First across the line, Guyader Gastronomie
The 186 yachts taking part in this year’s Atlantic Rally for Cruisers left from the port of Las Palmas in Gran Canaria on November 18. They left on a stunning day – a ridge of high pressure provided plenty of warm sun and delivered an east north easterly breeze of 8-12 knots winds for the start.
However, an intense low-pressure system forming towards the west of the Canary Islands, before moving east, created an unusual challenge and interesting routing options. As a result, only 20 hours after the start the fleet’s north-south spread extended more than 120 miles, with courses varying between 187 degrees and 320 degrees.
Guyader Gastronomie crew
Some participants started out heading directly south, clearly aiming to get away from the low and reach the steady tradewind belt as early as possible, at the expense of extra distance. Some in the racing division set out on a west-north-westerly track, hoping to get into strong favourable winds to the north of the centre of the low to give them a fast sling-shot in the early stages of the race. However, there was little certainty in exactly where the centre of the depression would track and for those that didn’t get above it they faced strong headwinds and a lot of rain.

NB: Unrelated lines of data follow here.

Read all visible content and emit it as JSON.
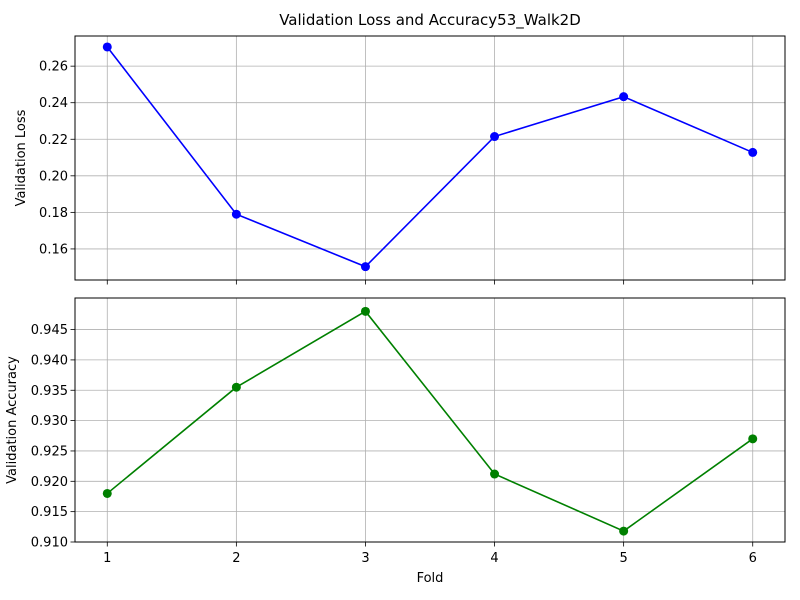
{
  "chart_data": [
    {
      "type": "line",
      "title": "Validation Loss and Accuracy53_Walk2D",
      "xlabel": "",
      "ylabel": "Validation Loss",
      "x": [
        1,
        2,
        3,
        4,
        5,
        6
      ],
      "series": [
        {
          "name": "Validation Loss",
          "color": "#0000ff",
          "marker": "circle",
          "values": [
            0.2705,
            0.179,
            0.1503,
            0.2215,
            0.2433,
            0.2128
          ]
        }
      ],
      "xlim": [
        0.75,
        6.25
      ],
      "ylim": [
        0.143,
        0.2765
      ],
      "yticks": [
        0.16,
        0.18,
        0.2,
        0.22,
        0.24,
        0.26
      ],
      "ytick_labels": [
        "0.16",
        "0.18",
        "0.20",
        "0.22",
        "0.24",
        "0.26"
      ],
      "xtick_labels": [],
      "grid": true
    },
    {
      "type": "line",
      "title": "",
      "xlabel": "Fold",
      "ylabel": "Validation Accuracy",
      "x": [
        1,
        2,
        3,
        4,
        5,
        6
      ],
      "series": [
        {
          "name": "Validation Accuracy",
          "color": "#008000",
          "marker": "circle",
          "values": [
            0.918,
            0.9355,
            0.948,
            0.9212,
            0.9118,
            0.927
          ]
        }
      ],
      "xlim": [
        0.75,
        6.25
      ],
      "ylim": [
        0.91,
        0.9502
      ],
      "yticks": [
        0.91,
        0.915,
        0.92,
        0.925,
        0.93,
        0.935,
        0.94,
        0.945
      ],
      "ytick_labels": [
        "0.910",
        "0.915",
        "0.920",
        "0.925",
        "0.930",
        "0.935",
        "0.940",
        "0.945"
      ],
      "xticks": [
        1,
        2,
        3,
        4,
        5,
        6
      ],
      "xtick_labels": [
        "1",
        "2",
        "3",
        "4",
        "5",
        "6"
      ],
      "grid": true
    }
  ]
}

This year there was an unusually wide range of entries from just 30ft up to almost 100ft, plus 27 boats in a racing division. Among them were participants that have come full circle, following in their parents’, or grandparents’ footsteps by sailing in the rally with their own families, in some cases on board the same boats.
ARC at sail
Most boats were expected to take 18-21 days to complete the 2,700-mile voyage. Whatever time they eventually made landfall at St Lucia’s Rodney Bay Marina, every boat was met at the dock by Saint Lucia Tourist Authority and World Cruising Club staff bearing rum punch to welcome them ashore.
Rodney Bay Marina, Saint Lucia welcomed the first arrival of the 2017 ARC fleet on Sunday December 3 when Guyader Gastronomie crossed the finishing line after fourteen days at sea. Close on her heels just six hours behind was the largest multihull in the fleet, Saudade who had battled all the way with the eventual winner. The changing weather patterns, a mixture of fierce headwinds and light airs made for some interesting tactical calls as the two battled for top honours.
ARC route map
The first monohull, Enigma VIII arrived around lunchtime on Monday December 4 together with a gaggle of quick catamarans. The flow of arrivals increased over the ensuing days until on December 10 the crews of over 100 yachts were in town to enjoy the festivities. The party vibe is an important element of the rally and there were plenty of organised social activities in the two weeks leading up to the start, in addition to a series of organised seminars and safety briefings. Similarly, at the finish there was a full schedule of events in Rodney Bay for all crews and friends and families and an abundance of rum punch.